This is a prospective, double blind, randomized, placebo controlled clinical trial. The participants will be randomized into two groups (group A and group B). Patients of group-A are the treatment group. They will be treated with optimal treatment based on the algorithm proposed in National Guidelines on Clinical Management of Coronavirus Disease 2019 (Covid-19) Version 7.0, 28 May 2020, along with Colchicine for 14 days. The patients in group-B will be controlled group. They will be treated with optimal treatment based on the algorithm proposed in National Guideline along with a placebo.
Drug: Colchicine
Participants in this group will be given a starting dose of 1.2 mg of Colchicine (2 tablets of 0.6 mg )single or 12 hourly divided dose.
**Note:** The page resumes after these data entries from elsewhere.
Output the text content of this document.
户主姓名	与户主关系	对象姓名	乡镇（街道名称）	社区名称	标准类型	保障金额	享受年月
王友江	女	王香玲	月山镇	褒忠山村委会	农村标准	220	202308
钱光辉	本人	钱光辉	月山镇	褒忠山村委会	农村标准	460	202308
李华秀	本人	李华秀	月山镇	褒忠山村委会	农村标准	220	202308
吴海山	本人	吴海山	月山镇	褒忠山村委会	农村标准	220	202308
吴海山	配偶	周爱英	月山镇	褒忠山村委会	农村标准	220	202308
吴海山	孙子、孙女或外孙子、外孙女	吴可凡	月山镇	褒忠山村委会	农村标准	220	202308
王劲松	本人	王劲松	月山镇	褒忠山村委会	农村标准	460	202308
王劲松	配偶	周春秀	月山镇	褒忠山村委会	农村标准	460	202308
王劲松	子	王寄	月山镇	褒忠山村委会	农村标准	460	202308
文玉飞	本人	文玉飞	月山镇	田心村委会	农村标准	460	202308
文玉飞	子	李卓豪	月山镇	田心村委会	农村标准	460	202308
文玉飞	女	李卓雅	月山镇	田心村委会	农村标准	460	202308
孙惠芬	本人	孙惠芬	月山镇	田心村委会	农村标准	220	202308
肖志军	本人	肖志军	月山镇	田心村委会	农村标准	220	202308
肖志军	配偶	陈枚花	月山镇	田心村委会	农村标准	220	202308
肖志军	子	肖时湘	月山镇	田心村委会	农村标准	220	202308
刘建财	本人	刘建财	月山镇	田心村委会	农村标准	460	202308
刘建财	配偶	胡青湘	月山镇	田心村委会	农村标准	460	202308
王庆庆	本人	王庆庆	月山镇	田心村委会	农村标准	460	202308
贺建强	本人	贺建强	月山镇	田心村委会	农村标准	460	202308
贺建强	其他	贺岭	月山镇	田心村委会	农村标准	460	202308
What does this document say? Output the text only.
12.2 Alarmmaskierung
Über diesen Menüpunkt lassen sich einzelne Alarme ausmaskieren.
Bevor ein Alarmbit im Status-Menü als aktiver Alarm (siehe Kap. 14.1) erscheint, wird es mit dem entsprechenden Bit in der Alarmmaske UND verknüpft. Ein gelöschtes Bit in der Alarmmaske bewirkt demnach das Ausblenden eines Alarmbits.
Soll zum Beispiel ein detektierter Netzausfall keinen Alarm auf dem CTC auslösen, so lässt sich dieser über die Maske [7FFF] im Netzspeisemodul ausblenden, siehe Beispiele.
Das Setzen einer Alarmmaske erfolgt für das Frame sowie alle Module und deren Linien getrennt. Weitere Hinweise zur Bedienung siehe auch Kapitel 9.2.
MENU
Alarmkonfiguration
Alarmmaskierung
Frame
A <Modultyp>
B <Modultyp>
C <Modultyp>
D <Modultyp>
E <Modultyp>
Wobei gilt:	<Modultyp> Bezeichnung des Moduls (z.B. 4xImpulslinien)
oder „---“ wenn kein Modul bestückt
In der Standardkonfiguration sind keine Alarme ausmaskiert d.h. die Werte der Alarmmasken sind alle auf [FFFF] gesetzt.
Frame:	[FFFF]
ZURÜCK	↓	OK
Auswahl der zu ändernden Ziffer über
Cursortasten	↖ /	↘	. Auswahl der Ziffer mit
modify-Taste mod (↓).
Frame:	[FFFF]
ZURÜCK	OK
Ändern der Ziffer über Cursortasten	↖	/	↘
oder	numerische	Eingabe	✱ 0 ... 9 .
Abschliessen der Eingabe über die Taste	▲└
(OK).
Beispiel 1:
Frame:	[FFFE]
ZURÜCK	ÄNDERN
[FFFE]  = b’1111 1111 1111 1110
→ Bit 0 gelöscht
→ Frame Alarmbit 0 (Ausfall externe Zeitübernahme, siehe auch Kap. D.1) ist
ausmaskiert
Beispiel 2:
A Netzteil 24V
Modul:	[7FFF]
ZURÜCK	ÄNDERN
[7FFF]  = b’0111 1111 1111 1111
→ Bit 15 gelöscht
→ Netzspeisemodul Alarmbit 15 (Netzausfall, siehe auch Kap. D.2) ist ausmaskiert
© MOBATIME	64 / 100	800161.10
After that, they will take colchicine 0.6mg daily for 13 days. If they develop gastro intestinal side effects e.g abdominal pain, burning, vomiting, diarrhea, omeprazole and antiemetic will be prescribed. Supportive care and treatment will also be given.
Drug: Placebo
Participants in this group will be given a starting dose of 2 tablets of Placebo, single or 12 hourly divided dose. After that, they will take one placebo tablet daily for 13 days.Placebo tablet will be identical with the Colchicine tablet. If patients develop gastro intestinal side effects e.g abdominal pain, burning, vomiting, diarrhea, omeprazole and antiemetic will be prescribed. Supportive care and treatment will also be given.
Inclusion criteria:
- Males and females of least 18 years of age and can swallow tablets
- Competent and willing to provide informed consent
- Patient must have received a diagnosis of COVID-19 infection with positive RT-PCR for
SARS CoV-2 within the last 3 days
- Patients with moderate symptoms (According to National Guidelines on Clinical
Management of Coronavirus Disease 2019 (COVID- 19).Version 7.0 .2020, DGHS, MOHFW,
Government of the People's Republic of Bangladesh). Following features of moderate
covid-19 must be present-
1. Fever or history of fever
2. Cough and /or Shortness of breath
3. Oxygen saturation 94% or more
4. Pneumonia -pulmonary consolidations on chest imaging (chest x ray or CT scan of
chest) involving less than 50%of lungs
5. CRB 65 score 0
Exclusion criteria:
- Pregnancy and breast-feeding
- Known hypersensitivity to colchicine
- Known chronic illness e.g hepatic failure, chronic kidney disease (eGFR<30ml/min),
decompensated heart failure, long QT syndrome (QTc >450 msec.)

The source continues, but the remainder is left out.